Now we look at a building at night. THe lighting seems to be a little off in the camera, so unfortunately there is a distinct line between the 2 images, even after alpha blurring.
Finally, we mosaic a building. For the manual part, I stitched 3 images into 1. Instead of warping the leftmost and rightmost into the middle image, I first warped the middle into left, and then the right into the warped version of the middle. This worked well for the manual mosaicing. However, when I tried the same for automosaicing, it didnt work.

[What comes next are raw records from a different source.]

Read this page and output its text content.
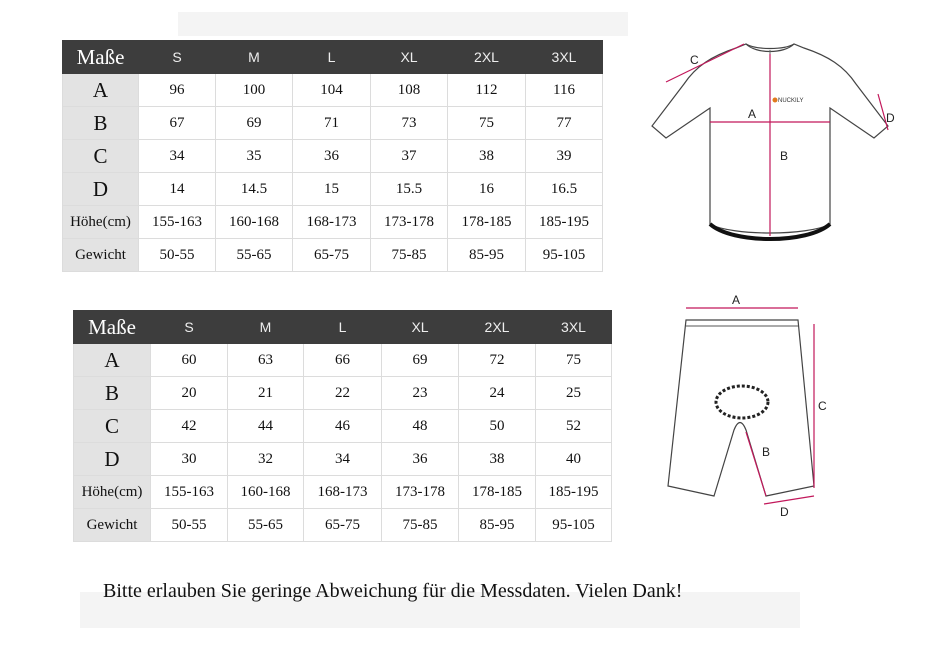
Maße	S	M	L	XL	2XL	3XL
A	96	100	104	108	112	116
B	67	69	71	73	75	77
C	34	35	36	37	38	39
D	14	14.5	15	15.5	16	16.5
Höhe(cm)	155-163	160-168	168-173	173-178	178-185	185-195
Gewicht	50-55	55-65	65-75	75-85	85-95	95-105
Maße	S	M	L	XL	2XL	3XL
A	60	63	66	69	72	75
B	20	21	22	23	24	25
C	42	44	46	48	50	52
D	30	32	34	36	38	40
Höhe(cm)	155-163	160-168	168-173	173-178	178-185	185-195
Gewicht	50-55	55-65	65-75	75-85	85-95	95-105
NUCKILY
C
A
B
D
A
C
B
D
Bitte erlauben Sie geringe Abweichung für die Messdaten. Vielen Dank!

This is because the warped Middle image has some rotation, so feature matching didnt work because my feature descriptors are not rotation invariant. So the same wwarping order didnt work. I have included an automosaic of just the middle image into the left image to show it looks similar to the manual mosaic. Additionally, for the automosaic, I also warped the left and right images into the middle image. THis allowed for all 3 images to be mosaiced together. However, this means the perspective is different from the 3 image manual mosaic.
What I learned
I think the automatic feature detection and matching is really cool. Finding manual correspondences is not convenient and not scalable so I really liked the automatic aspect of it. It made testing really easy because I didn't have to manually find coordinates of matching points. I switched the order of warping for the last mosaic, and auto-mosaicing made that really easy. Making each auto-mosaic was so much faster than each manual mosaic. The previous projects have been really cool, but didn't feel too useful. This project seemed actually useful because feature detection, matching, and outlier rejection all feel like something that have real world uses.